Les rumeurs répandues en 2015 ont conduit à l’exil de centaines des citoyens de la commune Busoni. Malgré le retour de certains d’entre eux, cette période semble avoir laissé de séquelles…L’administration tente de rassurer la population et de lui faire comprendre le danger de ces discours.
Saïdi Kwizera de la sous colline Rusarasi en commune Busoni de la province Kirundo n’y va pas par quatre chemins : « En 2015, les gens ont eu peur et ont fui à cause des messages qui circulaient sur différentes radios et qui parlaient du coup d’Etat manqué et des tueries imminentes. »

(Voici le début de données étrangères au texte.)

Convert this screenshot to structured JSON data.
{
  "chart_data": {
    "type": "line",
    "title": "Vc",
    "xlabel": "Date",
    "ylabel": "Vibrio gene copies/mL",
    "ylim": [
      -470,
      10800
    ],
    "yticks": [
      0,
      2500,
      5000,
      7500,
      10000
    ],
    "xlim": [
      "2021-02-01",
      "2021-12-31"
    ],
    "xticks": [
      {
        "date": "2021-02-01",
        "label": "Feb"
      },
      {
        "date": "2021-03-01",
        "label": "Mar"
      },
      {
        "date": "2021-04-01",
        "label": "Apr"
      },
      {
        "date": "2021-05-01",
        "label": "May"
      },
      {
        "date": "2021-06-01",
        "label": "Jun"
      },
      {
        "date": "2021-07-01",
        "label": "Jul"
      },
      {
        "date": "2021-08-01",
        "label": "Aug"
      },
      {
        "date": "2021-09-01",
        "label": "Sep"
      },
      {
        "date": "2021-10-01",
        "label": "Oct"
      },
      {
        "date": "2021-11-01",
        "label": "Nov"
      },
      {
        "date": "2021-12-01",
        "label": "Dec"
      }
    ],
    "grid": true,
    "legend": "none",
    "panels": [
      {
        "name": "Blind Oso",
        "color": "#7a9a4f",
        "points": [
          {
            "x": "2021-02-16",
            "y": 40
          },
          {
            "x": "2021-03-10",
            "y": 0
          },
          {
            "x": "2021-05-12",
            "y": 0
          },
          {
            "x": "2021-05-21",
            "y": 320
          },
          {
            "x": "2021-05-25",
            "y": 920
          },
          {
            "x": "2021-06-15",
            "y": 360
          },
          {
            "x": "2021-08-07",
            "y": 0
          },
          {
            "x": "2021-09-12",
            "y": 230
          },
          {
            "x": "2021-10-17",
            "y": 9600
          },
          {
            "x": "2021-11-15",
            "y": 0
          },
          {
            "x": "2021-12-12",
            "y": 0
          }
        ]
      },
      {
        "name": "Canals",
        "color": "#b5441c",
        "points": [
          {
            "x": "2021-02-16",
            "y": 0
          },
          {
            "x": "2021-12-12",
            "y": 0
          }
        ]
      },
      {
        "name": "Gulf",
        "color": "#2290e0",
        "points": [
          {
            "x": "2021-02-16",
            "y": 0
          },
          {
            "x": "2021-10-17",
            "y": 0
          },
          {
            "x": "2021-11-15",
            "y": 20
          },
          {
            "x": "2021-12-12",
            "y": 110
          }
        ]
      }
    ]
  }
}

A l’époque, se rappelle ce chef de famille, des centaines de personnes de leur localité ont fui vers le Rwanda : « Nous avons essayé de garder le calme et de nous rassurer les uns les autres mais les gens sont quand même partis y compris mon épouse. » Sa femme reviendra quelques mois plus tard après avoir constaté qu’il s’agissait des informations infondées.
Claudine Mukandera, une rapatriée affirme également avoir fui à cause de la peur liée aux différents discours qui circulaient à l’époque : « Il y avait ces chants qui disaient que nous serons lessivés. Des gens parlaient de génocide. Nous ne pouvions pas rester car les souvenirs de 1993 sont remontés à la surface avec les nôtres tués à cette époque. Nous avions peur que les mêmes évènements se reproduisent. »
Le réveil de vieux démons
Chaque matin, se rappelle cette mère de six enfants, des portes étaient ouvertes, les propriétaires partis. Pendant la nuit, des bruits de ceux qui partaient à l’exil se faisaient entendre au quotidien : « Des gens partaient et personne ne les retenait. Tout cela a contribué à accentuer cette peur et nous avons décidé mon mari et moi que j’allais partir au Rwanda avec cinq enfants et lui rester à la maison avec notre fils aîné. »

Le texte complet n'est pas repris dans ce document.